After nine days, an old lady came to the police station. She couldn’t speak, her tongue was cut and she didn’t know sign language. She kept pointing at the picture of Daksh when she was asked the purpose of her visit. When the constable offered her paper and pen to write what she was unable to say, the officer judged by the way she held the pen that she was illiterate as well.
“Okay. You know something about this man. Nod your head in yes or no to what I ask.” Said the inspector.
“Do you know this man?” Nod yes.
“Did he kill someone you know?” Nod no.
“Have you come to file a complaint?” Nod yes.
“Is it a missing complain?” Nod yes.
“Is your daughter missing?” Nod no.”
“Then who is missing!” asked the officer in frustration.
The old lady pointed towards the photo.
The police spoke to the neighbours of the lady and found that Daksh was her son had not returned home since the day Meera left her home. The police searched his house to find numerous sim cards registered under false names like Shiv, Rohan, Zohrab, Daksh etc. His real name was Mohan.

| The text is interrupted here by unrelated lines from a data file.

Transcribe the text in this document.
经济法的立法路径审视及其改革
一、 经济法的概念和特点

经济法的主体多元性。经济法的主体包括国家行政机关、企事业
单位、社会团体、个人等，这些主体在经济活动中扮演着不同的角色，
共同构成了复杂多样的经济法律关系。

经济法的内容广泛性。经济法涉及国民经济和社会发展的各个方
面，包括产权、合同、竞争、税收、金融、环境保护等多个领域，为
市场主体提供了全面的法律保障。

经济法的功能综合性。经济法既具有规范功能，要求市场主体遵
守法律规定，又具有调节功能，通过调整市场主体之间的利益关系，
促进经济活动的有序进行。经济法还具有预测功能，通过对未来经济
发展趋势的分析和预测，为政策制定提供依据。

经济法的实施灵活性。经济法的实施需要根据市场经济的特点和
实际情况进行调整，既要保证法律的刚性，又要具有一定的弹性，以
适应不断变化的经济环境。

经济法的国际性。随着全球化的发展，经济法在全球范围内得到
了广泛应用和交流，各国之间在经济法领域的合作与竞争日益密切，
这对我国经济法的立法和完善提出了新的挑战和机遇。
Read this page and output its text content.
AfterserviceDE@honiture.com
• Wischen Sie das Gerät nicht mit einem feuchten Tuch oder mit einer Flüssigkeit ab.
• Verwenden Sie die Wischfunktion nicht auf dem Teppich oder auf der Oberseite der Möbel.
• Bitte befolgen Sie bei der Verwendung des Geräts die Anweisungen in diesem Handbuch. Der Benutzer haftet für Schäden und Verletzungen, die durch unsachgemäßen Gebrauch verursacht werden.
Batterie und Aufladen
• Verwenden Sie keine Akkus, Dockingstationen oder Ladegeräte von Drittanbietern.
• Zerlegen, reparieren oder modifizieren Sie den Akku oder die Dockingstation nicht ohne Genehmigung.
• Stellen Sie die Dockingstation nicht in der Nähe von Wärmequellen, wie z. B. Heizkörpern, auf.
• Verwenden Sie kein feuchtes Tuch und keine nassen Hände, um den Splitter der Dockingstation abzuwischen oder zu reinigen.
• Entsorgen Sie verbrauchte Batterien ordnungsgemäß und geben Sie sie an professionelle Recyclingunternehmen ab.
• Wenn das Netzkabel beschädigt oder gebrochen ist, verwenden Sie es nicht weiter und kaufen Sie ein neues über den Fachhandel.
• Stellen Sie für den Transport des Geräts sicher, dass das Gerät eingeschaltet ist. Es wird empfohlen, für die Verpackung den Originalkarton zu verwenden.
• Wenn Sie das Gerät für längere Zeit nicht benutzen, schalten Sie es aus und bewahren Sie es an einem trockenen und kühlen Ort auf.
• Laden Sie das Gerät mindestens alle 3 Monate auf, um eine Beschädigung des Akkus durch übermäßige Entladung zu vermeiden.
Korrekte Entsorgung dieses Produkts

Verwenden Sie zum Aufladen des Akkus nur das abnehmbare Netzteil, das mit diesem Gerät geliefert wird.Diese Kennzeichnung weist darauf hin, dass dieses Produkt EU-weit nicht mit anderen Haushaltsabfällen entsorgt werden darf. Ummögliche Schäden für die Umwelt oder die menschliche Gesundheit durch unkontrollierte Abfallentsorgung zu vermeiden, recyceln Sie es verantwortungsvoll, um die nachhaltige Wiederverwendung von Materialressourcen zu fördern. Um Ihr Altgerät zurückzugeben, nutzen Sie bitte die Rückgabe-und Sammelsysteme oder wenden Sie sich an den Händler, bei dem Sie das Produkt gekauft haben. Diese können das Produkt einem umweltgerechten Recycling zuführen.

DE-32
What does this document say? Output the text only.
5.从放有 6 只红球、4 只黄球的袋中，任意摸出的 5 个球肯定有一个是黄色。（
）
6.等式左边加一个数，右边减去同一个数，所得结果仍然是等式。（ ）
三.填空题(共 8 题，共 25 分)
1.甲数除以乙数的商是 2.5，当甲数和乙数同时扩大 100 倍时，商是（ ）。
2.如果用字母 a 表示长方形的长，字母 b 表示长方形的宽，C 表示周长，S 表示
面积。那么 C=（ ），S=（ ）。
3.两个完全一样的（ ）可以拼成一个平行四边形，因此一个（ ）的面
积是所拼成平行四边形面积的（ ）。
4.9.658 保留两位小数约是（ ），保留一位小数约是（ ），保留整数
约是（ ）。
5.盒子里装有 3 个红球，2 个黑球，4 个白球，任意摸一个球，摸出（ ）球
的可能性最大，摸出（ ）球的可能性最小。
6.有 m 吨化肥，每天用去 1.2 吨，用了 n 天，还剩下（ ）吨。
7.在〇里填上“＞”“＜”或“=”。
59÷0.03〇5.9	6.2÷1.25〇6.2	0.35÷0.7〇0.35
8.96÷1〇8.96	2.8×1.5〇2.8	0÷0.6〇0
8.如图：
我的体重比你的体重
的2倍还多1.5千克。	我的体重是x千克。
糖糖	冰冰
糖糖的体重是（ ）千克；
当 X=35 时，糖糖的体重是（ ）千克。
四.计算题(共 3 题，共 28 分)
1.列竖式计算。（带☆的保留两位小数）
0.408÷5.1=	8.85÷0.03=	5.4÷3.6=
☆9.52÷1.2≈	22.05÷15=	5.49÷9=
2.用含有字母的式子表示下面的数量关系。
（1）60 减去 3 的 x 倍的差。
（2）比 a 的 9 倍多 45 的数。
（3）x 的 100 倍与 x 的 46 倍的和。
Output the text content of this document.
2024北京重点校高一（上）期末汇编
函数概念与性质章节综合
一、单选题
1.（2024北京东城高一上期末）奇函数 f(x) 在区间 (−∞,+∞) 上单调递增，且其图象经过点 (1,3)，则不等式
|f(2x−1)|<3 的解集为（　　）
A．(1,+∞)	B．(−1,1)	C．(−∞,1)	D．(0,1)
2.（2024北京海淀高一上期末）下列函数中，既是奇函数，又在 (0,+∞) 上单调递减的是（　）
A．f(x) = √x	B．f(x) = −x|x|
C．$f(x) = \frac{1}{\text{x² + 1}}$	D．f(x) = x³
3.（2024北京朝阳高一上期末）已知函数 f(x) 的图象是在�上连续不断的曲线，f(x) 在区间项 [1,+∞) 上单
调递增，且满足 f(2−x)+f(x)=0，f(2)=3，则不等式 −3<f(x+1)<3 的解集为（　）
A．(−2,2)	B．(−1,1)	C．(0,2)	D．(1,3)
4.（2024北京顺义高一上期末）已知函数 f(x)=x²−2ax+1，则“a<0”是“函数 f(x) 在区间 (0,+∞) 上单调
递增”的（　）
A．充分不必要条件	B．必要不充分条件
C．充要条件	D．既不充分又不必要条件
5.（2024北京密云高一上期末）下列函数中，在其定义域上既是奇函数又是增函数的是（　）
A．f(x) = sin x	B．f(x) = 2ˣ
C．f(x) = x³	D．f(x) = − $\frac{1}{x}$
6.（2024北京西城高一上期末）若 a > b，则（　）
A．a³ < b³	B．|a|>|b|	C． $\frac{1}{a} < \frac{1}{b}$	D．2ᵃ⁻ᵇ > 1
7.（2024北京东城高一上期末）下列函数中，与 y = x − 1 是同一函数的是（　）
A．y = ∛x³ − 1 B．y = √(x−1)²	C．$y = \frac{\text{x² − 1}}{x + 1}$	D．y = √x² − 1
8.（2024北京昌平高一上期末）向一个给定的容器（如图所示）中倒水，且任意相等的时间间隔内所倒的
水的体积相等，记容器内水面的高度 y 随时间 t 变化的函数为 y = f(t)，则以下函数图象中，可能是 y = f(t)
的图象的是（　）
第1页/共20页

The police fired the arrow in dark and tried to track his location with his cell phone number registered under his real name. The arrow missed the target as the number was switched off. Three days later, the number was switched on for three minutes and it was enough to track his location.
“We know you killed twenty-nine women. We want to know how and why. We have enough proof to put you away for life, don’t bother denying.” Said the inspector.
“I befriended only those women who had no one in their family, all alone, no one to support or love, no one to check my background, no one to care if the woman goes missing. I would promise them marriage and have physical relations with them a night before the wedding. In the morning, I would give them an anti-pregnancy pill under the pretence that we are not yet ready to welcome a baby. Only that the pill was cyanide. They died in a few minutes. It was lovely. Satisfactory. But that stupid girl Meera. I didn’t know she had family until much later. I didn’t know she had sent my photo with her to her brother. That’s why I’m caught, that’s the only reason why I’m caught.”
“Now, answer why.”
After third degree torture, Mohan said, “You remind me of my mother.”
The officers looked at each other and paused. Mohan continued, “She was cruel. My father worked in a bank and my mother was a housewife. He met a young, beautiful girl who convinced him to leave his wife for her. My mother took all out on me by beating me. These women, I tell you. They wreck lives. I was able to rid this earth of twenty-nine women, I’m proud of myself. I regret nothing.”
It was found that Mohan had cut his mother’s tongue when he returned home from his father’s funeral to find his mother hurling abuses at him for attending it. He had been tortured and abused by his mother since he was a baby and lacked love of both the parents affecting his psychology deeply. He was sentenced for life. During the trial, his mother also passed away.
A healthy, happy childhood is more than necessary. When has, violence solved anything?